I appreciate my ex-husband.  He ships all our gear all over the country, pays my bills and is our biggest Team Rwanda fan!  He could have remained angry at me for the rest of my life, instead, he was the good man he's always been and understood this was what I was meant to do with my life.  I am one lucky girl.

Yesterday I met with a friend, Kelly Bean, in Kigali.  She is here to check in on the programs she runs with her non profit, African Road.  She cannot go to Burundi, another country she works with, because of the recent election violence.  Last week, about 36 hours before she boarded a plane we had a FB conversation about how I was suffering, once again, from compassion fatigue.  She asked if she could bring me anything.  I said it was too late for this journal I wanted but not to worry.  When I met her yesterday and chatted about everything going on, she said to me, "How are you doing?"  She said it, meant it and I felt it.  As I was leaving she gave me a care package with two journals and a coloring book and pencils...and chocolate!  I told her I want to channel my inner KB...calm, nurturing and loving.  KB doesn't yell, and never appears frazzled.  I am always yelling and frazzled!  Her gift, her friendship means the world to me.  Appreciation.

I appreciate my sister who introduced me to Mr. Andy Headspace....and who always supports every campaign I launch begging for money!

And today....there was a moment of complete Appreciation....savoring every second of the moment....looking up to God and simply saying, "Thank you...thank you for this moment..."

Bonaventure, our rider who had a horrific crash 3 months ago and then developed a post trauma blood clot which almost ended his life, raced.  This was his first race since the accident.  Mr.
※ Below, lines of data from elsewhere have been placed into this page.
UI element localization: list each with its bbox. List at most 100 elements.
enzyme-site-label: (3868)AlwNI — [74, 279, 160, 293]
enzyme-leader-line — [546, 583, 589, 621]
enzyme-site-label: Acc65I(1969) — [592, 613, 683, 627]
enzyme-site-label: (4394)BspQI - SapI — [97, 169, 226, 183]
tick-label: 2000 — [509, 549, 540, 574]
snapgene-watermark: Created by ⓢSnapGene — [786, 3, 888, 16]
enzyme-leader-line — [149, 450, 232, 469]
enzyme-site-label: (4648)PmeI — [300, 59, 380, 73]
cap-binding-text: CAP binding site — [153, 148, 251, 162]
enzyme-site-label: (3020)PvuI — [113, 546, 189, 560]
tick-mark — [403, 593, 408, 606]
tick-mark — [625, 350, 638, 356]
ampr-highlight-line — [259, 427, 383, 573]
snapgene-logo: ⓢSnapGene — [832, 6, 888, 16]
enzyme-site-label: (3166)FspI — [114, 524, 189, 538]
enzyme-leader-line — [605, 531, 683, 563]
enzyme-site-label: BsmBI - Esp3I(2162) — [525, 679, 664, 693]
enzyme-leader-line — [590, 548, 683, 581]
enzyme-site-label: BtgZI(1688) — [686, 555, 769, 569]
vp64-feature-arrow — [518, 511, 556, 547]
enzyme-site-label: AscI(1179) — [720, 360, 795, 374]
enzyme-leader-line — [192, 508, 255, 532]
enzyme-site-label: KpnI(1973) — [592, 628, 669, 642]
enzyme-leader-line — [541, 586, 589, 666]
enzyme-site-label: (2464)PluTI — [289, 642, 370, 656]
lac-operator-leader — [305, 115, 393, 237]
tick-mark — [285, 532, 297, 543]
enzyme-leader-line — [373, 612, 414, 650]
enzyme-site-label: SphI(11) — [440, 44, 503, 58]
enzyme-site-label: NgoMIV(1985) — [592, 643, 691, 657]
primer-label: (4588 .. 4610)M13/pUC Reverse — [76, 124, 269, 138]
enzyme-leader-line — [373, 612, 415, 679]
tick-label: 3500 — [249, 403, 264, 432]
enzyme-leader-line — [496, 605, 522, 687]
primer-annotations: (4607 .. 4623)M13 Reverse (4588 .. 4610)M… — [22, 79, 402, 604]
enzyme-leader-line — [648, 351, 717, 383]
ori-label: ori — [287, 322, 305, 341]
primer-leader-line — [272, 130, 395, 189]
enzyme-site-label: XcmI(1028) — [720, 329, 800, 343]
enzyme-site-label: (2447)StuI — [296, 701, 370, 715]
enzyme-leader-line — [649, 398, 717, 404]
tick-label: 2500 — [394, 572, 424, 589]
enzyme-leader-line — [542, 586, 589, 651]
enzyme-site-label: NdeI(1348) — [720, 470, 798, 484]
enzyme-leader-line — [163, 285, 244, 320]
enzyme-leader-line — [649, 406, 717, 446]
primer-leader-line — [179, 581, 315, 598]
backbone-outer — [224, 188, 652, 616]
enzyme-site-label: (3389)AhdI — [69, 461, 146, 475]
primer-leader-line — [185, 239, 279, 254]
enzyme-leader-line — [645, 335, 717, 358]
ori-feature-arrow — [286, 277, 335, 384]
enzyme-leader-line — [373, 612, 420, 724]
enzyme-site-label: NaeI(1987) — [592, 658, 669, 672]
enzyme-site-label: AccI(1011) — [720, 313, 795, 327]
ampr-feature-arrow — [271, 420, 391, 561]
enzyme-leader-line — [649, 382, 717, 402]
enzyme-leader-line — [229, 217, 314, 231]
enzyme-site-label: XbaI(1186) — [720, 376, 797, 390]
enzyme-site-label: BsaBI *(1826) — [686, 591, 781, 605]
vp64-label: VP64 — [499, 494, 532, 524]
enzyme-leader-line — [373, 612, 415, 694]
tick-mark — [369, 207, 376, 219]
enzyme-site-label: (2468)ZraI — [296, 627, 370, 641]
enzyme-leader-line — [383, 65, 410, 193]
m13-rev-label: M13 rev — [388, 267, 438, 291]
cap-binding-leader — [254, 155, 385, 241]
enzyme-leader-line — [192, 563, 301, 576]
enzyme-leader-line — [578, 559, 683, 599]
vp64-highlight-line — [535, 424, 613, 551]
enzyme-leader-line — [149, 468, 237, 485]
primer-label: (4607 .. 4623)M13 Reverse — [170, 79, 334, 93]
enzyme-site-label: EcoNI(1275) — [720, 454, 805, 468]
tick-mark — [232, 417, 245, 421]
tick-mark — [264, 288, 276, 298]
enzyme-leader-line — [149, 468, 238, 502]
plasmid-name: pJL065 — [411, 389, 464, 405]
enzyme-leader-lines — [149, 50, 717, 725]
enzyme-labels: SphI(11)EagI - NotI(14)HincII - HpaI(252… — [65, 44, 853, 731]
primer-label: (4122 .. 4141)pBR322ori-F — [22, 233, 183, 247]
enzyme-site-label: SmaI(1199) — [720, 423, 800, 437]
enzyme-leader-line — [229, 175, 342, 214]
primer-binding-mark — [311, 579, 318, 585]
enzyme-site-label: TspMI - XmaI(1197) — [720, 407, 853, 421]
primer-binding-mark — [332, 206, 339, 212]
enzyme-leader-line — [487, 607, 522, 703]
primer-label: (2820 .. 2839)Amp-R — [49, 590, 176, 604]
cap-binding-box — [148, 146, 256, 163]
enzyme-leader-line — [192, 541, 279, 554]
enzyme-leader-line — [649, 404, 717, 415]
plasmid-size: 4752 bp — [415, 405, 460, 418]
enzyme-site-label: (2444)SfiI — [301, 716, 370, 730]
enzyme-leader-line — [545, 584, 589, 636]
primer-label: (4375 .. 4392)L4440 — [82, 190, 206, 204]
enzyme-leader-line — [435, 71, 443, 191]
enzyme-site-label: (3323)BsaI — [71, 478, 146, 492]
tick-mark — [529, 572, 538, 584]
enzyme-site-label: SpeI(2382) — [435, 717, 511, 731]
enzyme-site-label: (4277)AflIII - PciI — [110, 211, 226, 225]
AM and I were following the race on the motorbike and Bona was staying with the peloton which at our last time check was 4'52" behind Bosco, the eventual winner.  That alone was impressive.  We sprinted ahead with 20kms remaining to make it to the finish line to set up the video finish timer.  

In comes Bosco, then Patrick, then Joseph and Camera....then a minute or two after that....Janvier...and Bona.  Bona...Janvier reaching down to hold Bona's hand as they crossed the finish line.  I looked across the finish line to Mr. AM and just smiled, holding back tears..."Did you see Janvier and Bona?"

"Yes."

"They were holding hands...he's back.  I think I'm going to cry."

I finished Mr. Andy Headspace's Appreciation series today.  Who or What Do I Appreciate Most in My Life?"

Friends who understand me and what I deal with living here, doing what I do.

My staff, Catherine & Thomas who cook for this unbelievably large family, Felix who handles everything for me, Janvier, the guard who makes sure the water tanks are always full, Joseph and the two Damascenes who make the garden and grounds peaceful, serene and inviting and Beatrice who cleans, cleans and launders all day long!

Flowers....the gorgeous flowers Beatrice put in my house, the flowers that surround my house, the flowers in the kitchen...just beautiful flowers.

And most of all...

I am thankful for God's healing power over Bona.